Is 1/3 equal to 0.3333333? No, and we know that. But is it close enough? Sure, most of the time. Suppose we need a third of sixty million. 0.3333333 times 60,000,000 equals 19,999,998. That’s a little off of the correct 20,000,000. But I bet you wouldn’t even notice the difference if nobody pointed it out to you. Even if you did notice it you might write off the difference. “If we must, make up the difference out of petty cash”, you might declare, as if that were quite sensible in the context.

And that’s so because this multiplication is numerically stable. Make a small error in either term and you get a proportional error in the result. A small mistake will — well, maybe it won’t stay small, necessarily. But it’ll not grow too fast too quickly.

So now you know intuitively what an unstable calculation is. This is one in which a small error doesn’t necessarily stay proportionally small. It might grow huge, arbitrarily huge, and in few calculations. So your answer might be computed just fine, but actually be meaningless.

This isn’t because of a flaw in the computer per se. That is, it’s working as designed. It’s just that we might need, effectively, infinitely many digits of precision for the result to be correct. You see where there may be problems achieving that.

Cramer’s Rule isn’t guaranteed to be nonsense, and that’s a relief. But it is vulnerable to this. You can set up problems that look harmless but which the computer can’t do. And that’s surely the worst of all worlds, since we wouldn’t bother calculating them numerically if it weren’t too hard to do by hand.

(Let me direct the reader who’s unintimidated by mathematical jargon, and who likes seeing a good Wikipedia Editors quarrel, to the Cramer’s Rule Talk Page. Specifically to the section “Cramer’s Rule is useless.”)

I don’t want to get too down on Cramer’s Rule. It’s not like the numerical instability hurts every problem you might use it on. And you can, at the cost of some more work, detect whether a particular set of equations will have instabilities. That requires a lot of calculation but if we have the computer to do the work fine. Let it. And a computer can limit its numerical instabilities if it can do symbolic manipulations. That is, if it can use the idea of “one-third” rather than 0.3333333. The software package Mathematica, for example, does symbolic manipulations very well. You can shed many numerical-instability problems, although you gain the problem of paying for a copy of Mathematica.

If you just care about, or just need, one of the variables then what the heck.
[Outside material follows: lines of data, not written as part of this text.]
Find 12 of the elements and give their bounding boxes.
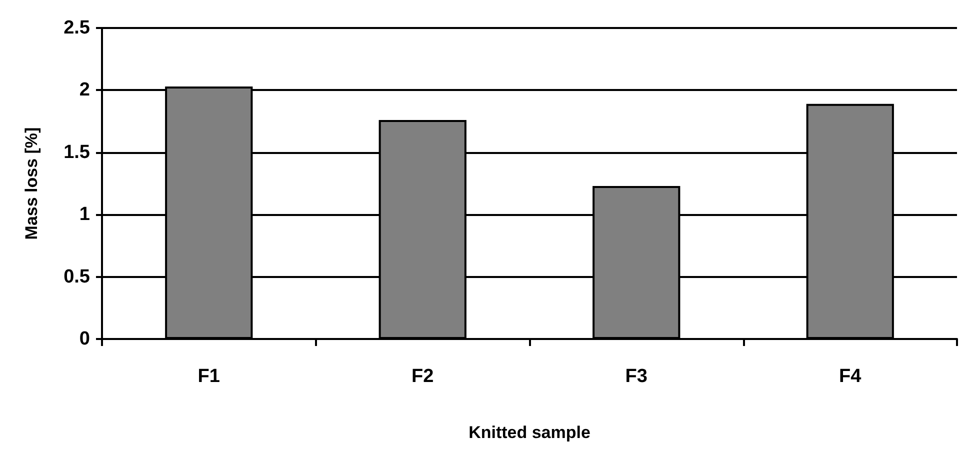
- y-axis-title: Mass loss [%]: [22, 127, 41, 240]
- x-tick-label: F3: [625, 366, 648, 387]
- y-tick-label: 2: [79, 80, 90, 101]
- y-tick-label: 1: [79, 204, 90, 226]
- y-tick-label: 0.5: [64, 266, 90, 288]
- x-axis-title: Knitted sample: [468, 423, 590, 442]
- y-tick-label: 1.5: [64, 142, 90, 163]
- x-tick-label: F4: [839, 366, 862, 387]
- y-tick-label: 2.5: [64, 18, 90, 38]
- x-tick-label: F2: [412, 366, 434, 387]
- y-tick-label: 0: [79, 328, 90, 350]
- x-tick-label: F1: [198, 366, 220, 387]
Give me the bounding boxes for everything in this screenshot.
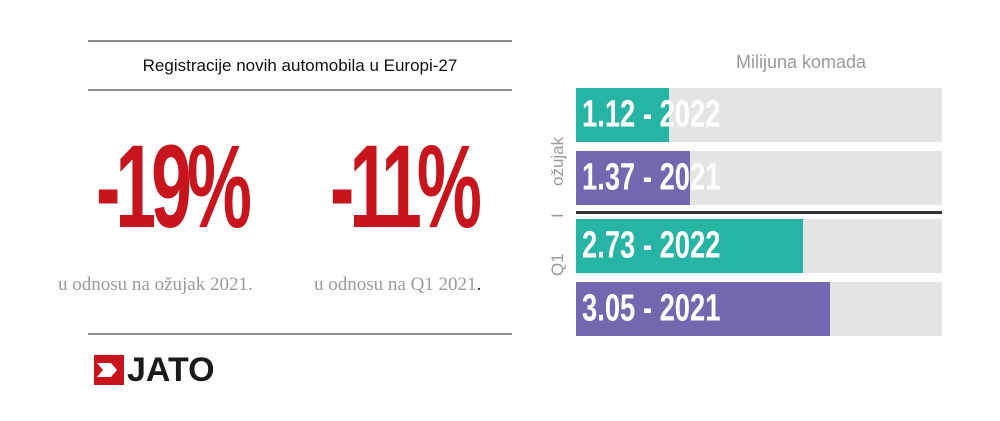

Cramer’s Rule lets you solve for just one or just some of the variables. That seems like a niche application to me, but it is there.

And the Rule re-emerges in pure analysis, where numerical instability doesn’t matter. When we look to differential equations, for example, we often find solutions are combinations of several independent component functions. Bases, in fact. Testing whether we have found independent bases can be done through a thing called the Wronskian. That’s a way that Cramer’s Rule appears in differential equations.

Wikipedia also asserts the use of Cramer’s Rule in differential geometry. I believe that’s a true statement, and that it will be reflected in many mechanics problems. In these we can use our knowledge that, say, energy and angular momentum of a system are constant values to tell us something of how positions and velocities depend on each other. But I admit I’m not well-read in differential geometry. That’s something which has indeed caused me pain in my scholarly life. I don’t know whether differential geometers thank Cramer’s Rule for this insight or whether they’re just glad to have got all that out of the way. (See the above Wikipedia Editors quarrel.)

I admit for all this talk about Cramer’s Rule I haven’t said what it is. Not in enough detail to pass your high school algebra class. That’s all right. It’s easy to find. MathWorld has the rule in pretty simple form. Mathworld does forget to define what it means by the vector d. (It’s the vector with components d1, d2, et cetera.) But that’s enough technical detail. If you need to calculate something using it, you can probably look closer at the problem and see if you can do it another way instead. Or you’re in high school algebra and just have to slog through it. It’s all right. Eventually you can put x and y aside and do geometry.